(Kapatılan)20. Hukuk Dairesi 2013/9608 E. , 2013/10633 K.
"İçtihat Metni"MAHKEMESİ :Asliye Hukuk Mahkemesi
Taraflar arasındaki davanın yapılan duruşması sonunda kurulan hükmün Yargıtayca incelenmesi davacı vekili tarafından istenilmekle, süresinde olduğu anlaşılan temyiz dilekçesinin kabulüne karar verildikten sonra dosya incelendi, gereği düşünüldü:
K A R A R
Davacı vekili Sulh Hukuk Mahkemesine sunduğu 07/04/2008 tarihli dava dilekçesinde, ...Köyü 115 ada 2 parsel sayılı 1975.70 m2 yüzölçümündeki taşınmazın belgesizden müvekkili ... adına kadastroda tesbitinin yapıldığını, oysa, taşınmazın gerçek yüzölçümünün yedi dönüm olmasına karşın beş dönüm kadar bir bölümünün 162 ada 1 nolu orman parseli içinde bırakıldığını, müvekkilinin eşi ... tarafından kadastro mahkemesinin 2007/195 Esasında askı ilânı süresi içersinde 06/04/2007 tarihinde kadastro tesbitine itiraz davası açıldığını, ancak, aktif dava ehliyeti yokluğu nedeniyle davanın 15/02/2008 tarihinde reddedildiğini ve temyiz edilmeksizin kesinleştiğini, taşınmazın uzun yıllardır müvekkili elinde olup, daha önce idare aleyhine açılan men"i müdahale ve tazminat davasının müvekkili lehine sonuçlandığını, şimdi aktif dava ehliyetine dayanarak yapılan yanlış tesbitinin iptali ile adına tescili iddiasıyla dava açmış, taşınmazın değeri yönünden dosya görevsizlik kararı verilerek asliye hukuk mahkemesine gönderilmiştir.
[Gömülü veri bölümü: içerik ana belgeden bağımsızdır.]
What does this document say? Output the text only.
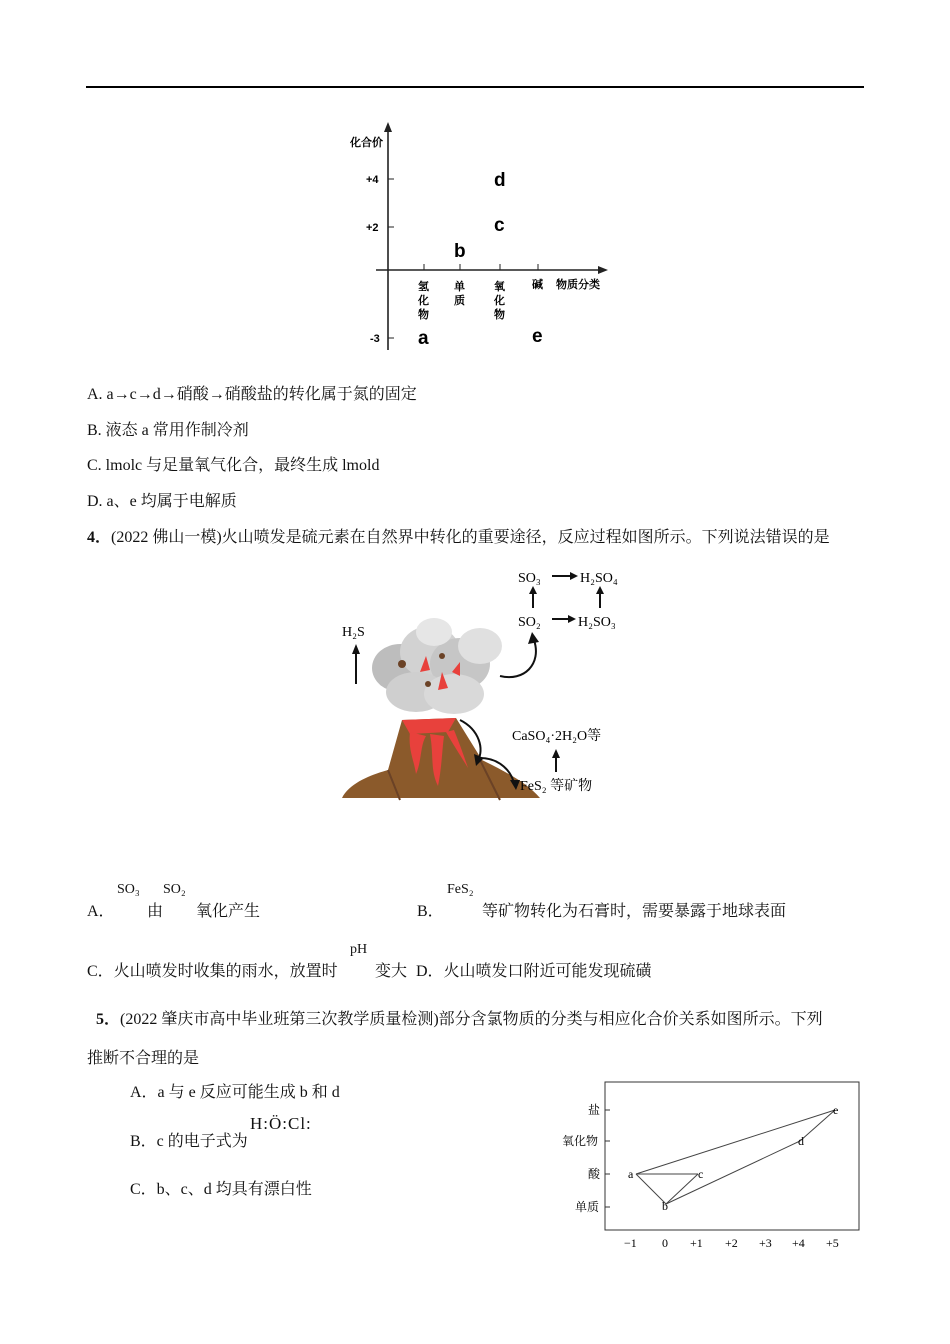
化合价
+4
+2
-3
d
c
b
a	e
氢 化 物
单 质
氧 化 物
碱 物质分类
A. a→c→d→硝酸→硝酸盐的转化属于氮的固定
B. 液态 a 常用作制冷剂
C. lmolc 与足量氧气化合，最终生成 lmold
D. a、e 均属于电解质
4．(2022 佛山一模)火山喷发是硫元素在自然界中转化的重要途径，反应过程如图所示。下列说法错误的是
SO₃	H₂SO₄
SO₂	H₂SO₃
H₂S
CaSO₄·2H₂O等
FeS₂ 等矿物
A．
SO₃
由
SO₂
氧化产生	B．
FeS₂
等矿物转化为石膏时，需要暴露于地球表面
C．火山喷发时收集的雨水，放置时
pH
变大 D．火山喷发口附近可能发现硫磺
5．(2022 肇庆市高中毕业班第三次教学质量检测)部分含氯物质的分类与相应化合价关系如图所示。下列
推断不合理的是
A．a 与 e 反应可能生成 b 和 d
B．c 的电子式为
H:Ö:Cl:
C．b、c、d 均具有漂白性
盐
氧化物
酸
单质
−1 0 +1 +2 +3 +4 +5
a
b
c
d
e
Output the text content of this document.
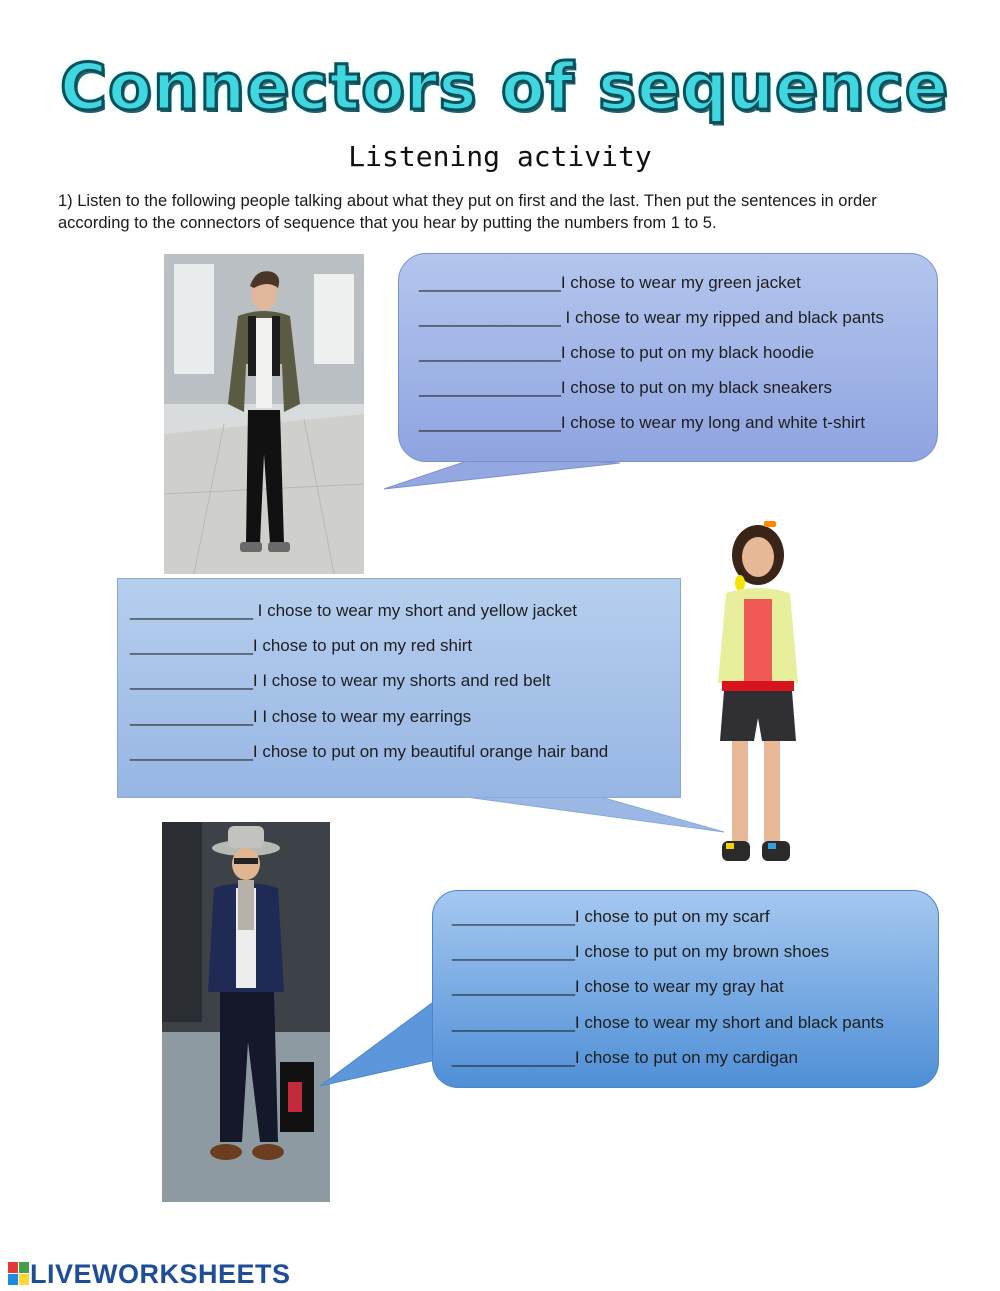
Connectors of sequence
Listening activity
1) Listen to the following people talking about what they put on first and the last. Then put the sentences in order according to the connectors of sequence that you hear by putting the numbers from 1 to 5.
_______________I chose to wear my green jacket
_______________ I chose to wear my ripped and black pants
_______________I chose to put on my black hoodie
_______________I chose to put on my black sneakers
_______________I chose to wear my long and white t-shirt
_____________ I chose to wear my short and yellow jacket
_____________I chose to put on my red shirt
_____________I I chose to wear my shorts and red belt
_____________I I chose to wear my earrings
_____________I chose to put on my beautiful orange hair band
_____________I chose to put on my scarf
_____________I chose to put on my brown shoes
_____________I chose to wear my gray hat
_____________I chose to wear my short and black pants
_____________I chose to put on my cardigan
LIVEWORKSHEETS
Mahkemece, davanın reddine karar verilmiş, hüküm davacı vekili tarafından temyiz edilmiştir.
Dava, tapu iptali ve tescil istemine ilişkindir.
Çekişmeli taşınmazın bulunduğu yerde tesbit tarihinden önce 11/05/1967 tarihinde ilânı yapılıp kesinleşen orman kadastrosu bulunmaktadır. Yörede genel arazi kadastrosu 21/02/2007 tarihinde yapılmış, sonuçları 20/03/2007-10/04/2007 tarihleri arasında ilân edilerek kesinleşmiştir.
Mahkemece yapılan araştırma, inceleme ve uygulama hüküm kurmaya yeterli değildir şöyleki;
Davacının eşi ... tarafından ... Asliye Hukuk Mahkemesinin 1983/64-118 sayılı Değişik iş esaslı dosyasında 12/07/1983 tarihli dilekçede hudutları yazılı bulunan zilyetliğindeki beş adet taşınmazına davalı ... İdaresinin haksız elattığını ileri sürerek, taşınmazlarının tesbiti ile ihtiyati tedbir konulmmasını talep etmiş, istem mahkemece kabul edilerek fen raporunda hudutları ve mevkisi yazılı 6750 m2, 5200 m2, 1100 m2, 6885 m2 ve 1600 m2 yüzölçümlerindeki taşınmazlara ihtiyati tedbir konulmasına ve asıl dava sonuçlanıncaya kadar taşınmazların yediemine tevdiine 22/12/1983 tarihinde karar verilmiş ve ihtiyati tedbir kararı 18/04/1984 tarihinde infaz edilmiş ve Orman Yönetiminin bu infaza yaptığı 02/05/1984 tarihinde yaptığı itiraz mahmece 12/07/1984 tarihinde Ek Karar ile reddedilmiştir.
... Asliye Hukuk Mahkemesinin 21/12/1984 tarih ve 1984/10 E. - 1984/403 K. sayılı dosyasının incelenmesinde; davacı... tarafından davalı ... Yönetimi aleyhine 03/01/1984 tarihinde ihtiyati tedbir kararına konu olan taşınmazlar hakkında men"i müdahale ve tazminat istemli dava açıldığı, mahkemece 21/12/1984 tarihli karar ile taşınmazların orman tahdidi dışında ve orman sayılmayan yerlerden olduğu kabul edilerek men"i müdahale ve tazminat talebinin kabulüne, Orman İdaresinin müdahalesinin men"ine ve 68.756.- TL tazminatın % 5 kanunî faizi ile birlikte davalı idareden alınarak davacı tarafa ödenmesine
karar verildiği ve kararın temyizi üzerine Yargıtay 14. Hukuk Dairesinin 30/01/1986 gün ve 1985/2967 E. - 1986/507 K. sayılı ilâmıyla onanmak süretiyle denetiminden geçerek kesinleştiği görülmüştür.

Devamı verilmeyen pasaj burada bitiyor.